A slab of p-type material is formed from a silicon base and is referred to as the substrate. The source and drain terminals are connected through metallic contacts to n-doped regions linked by an n-channel. The gate is also connected to a metal contact surface but remains insulated from the n-channel by a very thin silicon dioxide (\(SiO_2\)) layer. \(SiO_2\) is a type of insulator referred to as a dielectric.
There is no direct electrical connection between the gate terminal and the channel of a MOSFET.
It is the insulating layer of \(SiO_2\) in the MOSFET construction that accounts for the very desirable high input impedance of the device.
The input resistance of a MOSFET is usually more than that of a typical JFET. Because of the very high input impedance, the gate current \(I_G\) is essentially \(0\ A\) for DC-biased configurations.
Basic Operation and Characteristics
The gate-to-source voltage \(V_{GS}\) is set to \(0\ V\) and a voltage \(V_{DD}\) is applied across the drain-to-source terminals. The result is an attraction of the free electrons of the n-channel for the positive voltage at the drain.
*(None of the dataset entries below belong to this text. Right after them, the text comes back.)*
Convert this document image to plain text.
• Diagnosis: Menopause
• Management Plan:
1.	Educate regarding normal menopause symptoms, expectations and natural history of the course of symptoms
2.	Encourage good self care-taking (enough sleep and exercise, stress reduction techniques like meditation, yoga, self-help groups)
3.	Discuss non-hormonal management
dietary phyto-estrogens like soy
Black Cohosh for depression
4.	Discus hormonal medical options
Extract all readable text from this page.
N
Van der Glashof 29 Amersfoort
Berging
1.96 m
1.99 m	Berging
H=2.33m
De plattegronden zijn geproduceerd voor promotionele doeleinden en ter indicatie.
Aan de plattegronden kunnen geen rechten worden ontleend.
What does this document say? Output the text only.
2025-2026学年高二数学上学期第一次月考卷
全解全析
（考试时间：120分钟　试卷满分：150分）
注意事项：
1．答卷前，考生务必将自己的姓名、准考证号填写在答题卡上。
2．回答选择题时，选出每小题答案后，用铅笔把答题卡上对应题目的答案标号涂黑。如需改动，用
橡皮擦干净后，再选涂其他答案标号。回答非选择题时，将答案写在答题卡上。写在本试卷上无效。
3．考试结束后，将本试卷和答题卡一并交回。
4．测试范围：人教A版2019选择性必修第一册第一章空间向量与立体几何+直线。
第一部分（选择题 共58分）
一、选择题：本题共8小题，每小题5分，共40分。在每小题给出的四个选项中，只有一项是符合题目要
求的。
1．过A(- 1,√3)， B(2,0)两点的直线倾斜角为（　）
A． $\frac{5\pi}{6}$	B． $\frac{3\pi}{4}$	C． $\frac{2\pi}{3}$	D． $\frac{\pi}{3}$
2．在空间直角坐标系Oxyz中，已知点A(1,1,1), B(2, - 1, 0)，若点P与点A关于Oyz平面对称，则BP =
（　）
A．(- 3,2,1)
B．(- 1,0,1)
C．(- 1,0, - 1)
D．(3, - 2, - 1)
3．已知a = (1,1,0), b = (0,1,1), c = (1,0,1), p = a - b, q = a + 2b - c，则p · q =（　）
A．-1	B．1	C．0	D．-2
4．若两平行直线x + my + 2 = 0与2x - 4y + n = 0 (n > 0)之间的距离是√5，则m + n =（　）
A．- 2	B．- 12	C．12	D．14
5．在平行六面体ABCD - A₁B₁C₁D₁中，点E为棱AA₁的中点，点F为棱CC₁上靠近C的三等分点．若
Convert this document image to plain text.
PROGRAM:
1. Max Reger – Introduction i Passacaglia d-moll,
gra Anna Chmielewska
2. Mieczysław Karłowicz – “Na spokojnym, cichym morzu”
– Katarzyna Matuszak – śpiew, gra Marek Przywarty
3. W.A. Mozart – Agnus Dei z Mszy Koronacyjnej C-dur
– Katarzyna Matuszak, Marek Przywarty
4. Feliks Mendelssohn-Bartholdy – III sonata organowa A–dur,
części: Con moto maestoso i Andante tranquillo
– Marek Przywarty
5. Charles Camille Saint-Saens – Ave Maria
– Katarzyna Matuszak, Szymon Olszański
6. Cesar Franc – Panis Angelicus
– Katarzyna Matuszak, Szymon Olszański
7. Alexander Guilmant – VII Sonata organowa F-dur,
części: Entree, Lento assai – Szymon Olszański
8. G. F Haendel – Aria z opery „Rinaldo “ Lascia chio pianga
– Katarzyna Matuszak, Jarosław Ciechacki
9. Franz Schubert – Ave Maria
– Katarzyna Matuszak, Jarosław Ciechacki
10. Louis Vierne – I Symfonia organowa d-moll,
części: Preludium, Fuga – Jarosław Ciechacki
The negative potential at the gate will tend to pressure electrons toward the p-type substrate. Depending on the magnitude of the negative bias established by \(V_{GS}\), a level of recombination between electrons and holes will occur that will reduce the number of free electrons in the n-channel available for conduction. The resulting level of drain current \(I_D\) is therefore reduced with increasing negative bias for \(V_{GS}\).
For positive values of \(V_{GS}\), the positive gate will draw additional electrons from the p-type substrate due to the reverse leakage current and establish new carriers through the collisions resulting between accelerating particles. As the gate-to-source voltage \(V_{GS}\) continues to increase in the positive direction, the drain current \(I_D\) will increase at a rapid rate. Due to the rapid rise, the user must be aware of the maximum drain current rating since it could be exceeded with a positive gate voltage.
For the region of positive gate voltages is often referred to as the enhancement region, with the region between cutoff and the saturation level of \(I_{DSS}\) referred to as the depletion region.
Shockley’s equation will continue to be applicable for the depletion-type MOSFET characteristics in both the depletion and enhancement regions.
P-channel Depletion-type MOSFET
The construction of a p-channel depletion-type MOSFET is exactly the reverse of the n-channel depletion-type MOSFET. The terminals remain as identified, but all the voltage polarities and the current directions are reversed.
The drain characteristics would appear exactly as in n-channel depletion-type MOSFET, but with \(V_{DS}\) having negative values and \(V_{GS}\) having the opposite polarities.
Symbols
-
n-channel Depletion-type MOSFET
-
p-channel Depletion-type MOSFET
Biasing
See FET biasing for the general analysis of all FET amplifiers.
DC Analysis
The similarities in appearance between the transfer curves of JFETs and depletion-type MOSFETs permit a similar analysis of each in the DC domain. The primary difference between the two is the fact that depletion-type MOSFETs permit operating points with positive values of \(V_{GS}\) and levels of \(I_D\) that exceed \(I_{DSS}\).
AC Analysis
The fact that Shockley’s equation is also applicable to depletion-type MOSFETs (D-MOSFETs) results in the same equation for \(g_m\). The AC equivalent model for D-MOSFETs is exactly the same as that employed for JFETs.